Girls make the hits

I’m reading “Anatomy of A Song,” by Marc Myers, and it turns out that the girl groups were a desperate attempt by the labels to make money after the payola scandals. Once you couldn’t pay off a DJ to play your records, you had to come up with something listeners were sure to like — and teenage girls were (and remain) the biggest record buyers. Hence all the girl groups, singing songs about love and desire.

That shift was a big help to Motown Records, and “Please Mr. Postman” became the label’s first No. 1 hit on the Billboard charts. It was released in August 1961 and steadily climbed.
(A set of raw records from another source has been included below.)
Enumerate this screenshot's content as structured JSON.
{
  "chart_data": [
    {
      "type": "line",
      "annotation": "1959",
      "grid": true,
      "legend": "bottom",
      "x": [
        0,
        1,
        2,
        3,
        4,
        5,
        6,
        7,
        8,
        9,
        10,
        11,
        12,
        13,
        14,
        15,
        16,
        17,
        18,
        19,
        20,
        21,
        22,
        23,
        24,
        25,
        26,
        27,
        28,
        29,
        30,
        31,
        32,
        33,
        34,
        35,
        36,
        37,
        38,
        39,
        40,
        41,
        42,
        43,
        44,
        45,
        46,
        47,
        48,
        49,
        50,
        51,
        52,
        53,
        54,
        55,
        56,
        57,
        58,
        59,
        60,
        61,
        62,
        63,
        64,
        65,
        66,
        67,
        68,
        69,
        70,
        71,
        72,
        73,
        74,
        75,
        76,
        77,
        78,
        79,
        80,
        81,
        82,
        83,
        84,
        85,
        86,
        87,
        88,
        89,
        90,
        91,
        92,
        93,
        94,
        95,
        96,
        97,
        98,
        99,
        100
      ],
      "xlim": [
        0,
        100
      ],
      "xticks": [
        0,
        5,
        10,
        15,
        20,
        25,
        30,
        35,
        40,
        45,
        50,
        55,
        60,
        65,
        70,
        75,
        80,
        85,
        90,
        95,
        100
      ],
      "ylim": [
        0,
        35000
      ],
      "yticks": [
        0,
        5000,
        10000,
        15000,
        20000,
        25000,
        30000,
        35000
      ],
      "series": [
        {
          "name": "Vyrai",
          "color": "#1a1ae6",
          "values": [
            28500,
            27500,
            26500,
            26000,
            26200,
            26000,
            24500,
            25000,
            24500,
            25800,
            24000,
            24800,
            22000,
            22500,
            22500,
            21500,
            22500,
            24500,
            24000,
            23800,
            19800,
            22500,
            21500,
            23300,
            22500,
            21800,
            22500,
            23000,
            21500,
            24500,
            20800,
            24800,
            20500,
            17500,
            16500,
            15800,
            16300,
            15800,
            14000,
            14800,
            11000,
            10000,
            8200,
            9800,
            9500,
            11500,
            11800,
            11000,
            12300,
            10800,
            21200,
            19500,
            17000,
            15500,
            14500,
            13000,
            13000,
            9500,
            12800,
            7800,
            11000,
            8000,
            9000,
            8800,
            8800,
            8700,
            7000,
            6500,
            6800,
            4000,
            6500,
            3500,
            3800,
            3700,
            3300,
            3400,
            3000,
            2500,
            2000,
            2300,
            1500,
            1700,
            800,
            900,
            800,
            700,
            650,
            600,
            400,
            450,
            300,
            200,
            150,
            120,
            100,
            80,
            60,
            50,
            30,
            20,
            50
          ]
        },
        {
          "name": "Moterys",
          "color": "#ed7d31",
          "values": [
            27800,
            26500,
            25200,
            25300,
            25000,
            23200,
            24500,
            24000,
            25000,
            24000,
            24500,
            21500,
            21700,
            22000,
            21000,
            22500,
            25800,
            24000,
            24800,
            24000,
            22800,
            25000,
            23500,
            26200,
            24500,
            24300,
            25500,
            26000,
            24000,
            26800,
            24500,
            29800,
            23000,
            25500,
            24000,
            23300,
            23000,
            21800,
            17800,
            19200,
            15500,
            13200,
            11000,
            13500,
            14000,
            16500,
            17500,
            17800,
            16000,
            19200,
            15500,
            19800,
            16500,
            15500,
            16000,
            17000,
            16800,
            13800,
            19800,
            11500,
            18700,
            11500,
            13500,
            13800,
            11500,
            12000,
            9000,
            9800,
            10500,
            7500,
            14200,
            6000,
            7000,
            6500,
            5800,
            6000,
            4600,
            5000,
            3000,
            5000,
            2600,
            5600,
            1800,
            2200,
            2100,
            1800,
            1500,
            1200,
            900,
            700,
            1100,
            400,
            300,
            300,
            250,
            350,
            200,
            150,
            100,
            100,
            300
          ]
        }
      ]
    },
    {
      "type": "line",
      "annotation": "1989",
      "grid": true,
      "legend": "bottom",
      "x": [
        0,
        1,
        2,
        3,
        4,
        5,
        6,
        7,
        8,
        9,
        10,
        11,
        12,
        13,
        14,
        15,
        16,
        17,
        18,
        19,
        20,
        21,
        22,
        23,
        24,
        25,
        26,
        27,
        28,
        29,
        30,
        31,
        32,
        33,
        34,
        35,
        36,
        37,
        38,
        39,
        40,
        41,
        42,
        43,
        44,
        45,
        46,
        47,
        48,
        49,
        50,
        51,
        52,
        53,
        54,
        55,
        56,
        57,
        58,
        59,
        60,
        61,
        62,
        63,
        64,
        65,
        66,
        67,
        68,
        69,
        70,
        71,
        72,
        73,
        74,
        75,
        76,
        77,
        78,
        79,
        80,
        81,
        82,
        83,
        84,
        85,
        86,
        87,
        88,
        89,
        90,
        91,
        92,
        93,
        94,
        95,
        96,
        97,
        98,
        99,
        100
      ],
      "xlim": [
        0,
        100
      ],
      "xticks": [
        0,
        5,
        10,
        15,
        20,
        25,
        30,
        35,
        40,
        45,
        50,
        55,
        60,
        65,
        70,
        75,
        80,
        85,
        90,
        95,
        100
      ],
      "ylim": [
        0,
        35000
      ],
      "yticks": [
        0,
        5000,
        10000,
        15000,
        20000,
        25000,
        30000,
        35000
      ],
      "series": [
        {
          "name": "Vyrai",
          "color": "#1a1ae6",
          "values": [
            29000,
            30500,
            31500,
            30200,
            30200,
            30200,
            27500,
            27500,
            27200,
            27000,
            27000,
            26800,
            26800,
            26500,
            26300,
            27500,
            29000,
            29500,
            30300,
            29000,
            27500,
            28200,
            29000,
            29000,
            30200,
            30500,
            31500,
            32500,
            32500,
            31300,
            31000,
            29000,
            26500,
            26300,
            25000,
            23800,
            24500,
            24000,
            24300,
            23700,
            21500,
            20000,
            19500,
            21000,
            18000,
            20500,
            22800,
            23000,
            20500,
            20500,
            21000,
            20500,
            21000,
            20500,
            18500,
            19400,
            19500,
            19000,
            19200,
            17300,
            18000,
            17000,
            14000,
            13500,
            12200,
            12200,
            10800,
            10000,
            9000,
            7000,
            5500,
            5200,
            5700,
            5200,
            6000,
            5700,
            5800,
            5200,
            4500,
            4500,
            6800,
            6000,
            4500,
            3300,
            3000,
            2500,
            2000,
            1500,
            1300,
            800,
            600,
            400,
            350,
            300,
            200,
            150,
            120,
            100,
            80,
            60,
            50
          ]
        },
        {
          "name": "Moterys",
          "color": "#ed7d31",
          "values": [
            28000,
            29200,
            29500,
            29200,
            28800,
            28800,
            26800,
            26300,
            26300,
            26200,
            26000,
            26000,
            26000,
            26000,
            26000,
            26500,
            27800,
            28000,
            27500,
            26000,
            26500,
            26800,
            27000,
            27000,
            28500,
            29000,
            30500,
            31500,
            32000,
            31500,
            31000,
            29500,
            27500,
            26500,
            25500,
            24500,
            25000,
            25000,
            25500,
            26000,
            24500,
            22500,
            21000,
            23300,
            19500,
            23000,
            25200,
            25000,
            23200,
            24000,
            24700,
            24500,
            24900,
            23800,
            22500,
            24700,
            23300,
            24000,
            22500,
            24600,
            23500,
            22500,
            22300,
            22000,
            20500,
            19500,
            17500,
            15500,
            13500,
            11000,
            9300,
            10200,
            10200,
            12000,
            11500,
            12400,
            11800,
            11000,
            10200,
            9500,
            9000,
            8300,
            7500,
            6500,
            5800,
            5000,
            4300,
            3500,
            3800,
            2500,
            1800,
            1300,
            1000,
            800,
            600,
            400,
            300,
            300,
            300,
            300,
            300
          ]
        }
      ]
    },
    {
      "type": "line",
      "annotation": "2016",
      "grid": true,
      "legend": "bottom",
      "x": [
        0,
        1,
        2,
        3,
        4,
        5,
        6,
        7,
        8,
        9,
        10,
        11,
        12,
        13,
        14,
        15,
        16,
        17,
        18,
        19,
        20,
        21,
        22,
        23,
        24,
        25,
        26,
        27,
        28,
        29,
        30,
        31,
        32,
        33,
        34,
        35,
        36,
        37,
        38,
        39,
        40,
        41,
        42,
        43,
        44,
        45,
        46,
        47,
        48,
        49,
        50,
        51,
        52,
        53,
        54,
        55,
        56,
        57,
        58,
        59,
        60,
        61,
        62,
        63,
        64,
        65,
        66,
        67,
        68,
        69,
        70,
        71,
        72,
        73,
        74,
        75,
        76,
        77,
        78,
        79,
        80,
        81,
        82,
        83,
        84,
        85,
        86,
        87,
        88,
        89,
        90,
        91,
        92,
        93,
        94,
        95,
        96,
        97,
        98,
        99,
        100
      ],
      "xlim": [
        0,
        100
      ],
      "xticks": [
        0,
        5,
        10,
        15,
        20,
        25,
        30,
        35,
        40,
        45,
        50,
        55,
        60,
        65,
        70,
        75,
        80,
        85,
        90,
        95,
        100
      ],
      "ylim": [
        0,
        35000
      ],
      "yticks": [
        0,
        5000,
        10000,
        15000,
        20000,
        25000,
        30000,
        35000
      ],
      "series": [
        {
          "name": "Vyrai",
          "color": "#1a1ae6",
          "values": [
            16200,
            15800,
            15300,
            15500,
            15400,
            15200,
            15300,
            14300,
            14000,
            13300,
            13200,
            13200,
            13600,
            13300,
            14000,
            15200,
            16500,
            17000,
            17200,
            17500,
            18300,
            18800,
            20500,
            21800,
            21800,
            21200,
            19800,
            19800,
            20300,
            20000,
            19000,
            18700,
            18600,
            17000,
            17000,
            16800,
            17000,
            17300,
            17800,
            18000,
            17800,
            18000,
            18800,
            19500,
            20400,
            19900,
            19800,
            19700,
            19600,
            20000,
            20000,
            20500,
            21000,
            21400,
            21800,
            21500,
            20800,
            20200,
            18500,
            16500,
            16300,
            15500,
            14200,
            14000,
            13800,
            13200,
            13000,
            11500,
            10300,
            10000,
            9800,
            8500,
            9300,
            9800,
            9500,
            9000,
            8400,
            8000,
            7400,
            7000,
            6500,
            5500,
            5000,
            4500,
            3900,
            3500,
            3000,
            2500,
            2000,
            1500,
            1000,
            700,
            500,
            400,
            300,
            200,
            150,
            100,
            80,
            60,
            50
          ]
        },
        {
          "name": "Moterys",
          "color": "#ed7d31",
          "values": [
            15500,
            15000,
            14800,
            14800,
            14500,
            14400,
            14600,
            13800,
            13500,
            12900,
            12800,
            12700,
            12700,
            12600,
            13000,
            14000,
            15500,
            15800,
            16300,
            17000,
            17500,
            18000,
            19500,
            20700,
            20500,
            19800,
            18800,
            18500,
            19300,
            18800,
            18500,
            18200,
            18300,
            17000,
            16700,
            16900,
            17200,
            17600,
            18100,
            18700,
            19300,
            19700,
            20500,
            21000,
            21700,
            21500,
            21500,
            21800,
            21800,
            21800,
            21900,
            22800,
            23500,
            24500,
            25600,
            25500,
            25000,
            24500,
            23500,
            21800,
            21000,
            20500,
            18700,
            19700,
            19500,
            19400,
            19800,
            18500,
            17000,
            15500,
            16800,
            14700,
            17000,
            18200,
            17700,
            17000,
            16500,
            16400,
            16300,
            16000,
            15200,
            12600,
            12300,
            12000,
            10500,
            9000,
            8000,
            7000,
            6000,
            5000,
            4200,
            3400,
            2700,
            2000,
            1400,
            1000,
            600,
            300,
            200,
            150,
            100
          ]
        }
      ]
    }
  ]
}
I’ve already told you the story about Bruce Springsteen grousing to kingmaker Kal Rudman (of Friday Morning Quarterback fame) about why he didn’t have a No. 1 record. Rudman tells the tale this way:

“I said, ‘Bruce, the most numerous of record buyers— and if you don’t know it, you damn well better learn it— are the girls. And if you’ve got the word ‘cry’ in your lyric, you’re halfway to a hit.’ And his eyeballs went up into his forehead,” Rudman remembers.

“I said, ‘Bruce, what do you got against girls?’

” ‘Nothin’. I love girls.’

” ‘Why aren’t they in your songs?’

” ‘I don’t know.’

” ‘Well, that’s cost you a lot of money so far, in your career.’

” ‘I think you’re right. Wait, I got something good to tell you, Mr. Rudman. I’m working towards my next album, and there’s a song I’ve been toying around with … I’m going to give you what you want. And I’m going to call it “Hungry Heart.” ‘ ”

After following Rudman’s advice, Springsteen saw the results not just in his sales figures, but at his shows.

“This was the record where women started to come to the show,” he said on “The Tonight Show Starring Jimmy Fallon,” Dec. 17. “We had a hit record (‘Hungry Heart’), and when we have a hit record, that means it’s date night. Women listen to Top 40 radio, that’s what my daughter does …and so finally people came, brought their dates, and girls came, it was a much nicer scene for us.”

Springsteen’s other song targeted to girls? “Dancing In The Dark,” his first dance-friendly hit, stayed No. 1 on Billboard for six weeks, the first of the seven Top 10 singles released on “Born In The U.S.A.”

So there you go: Girls and what they want rule the music world.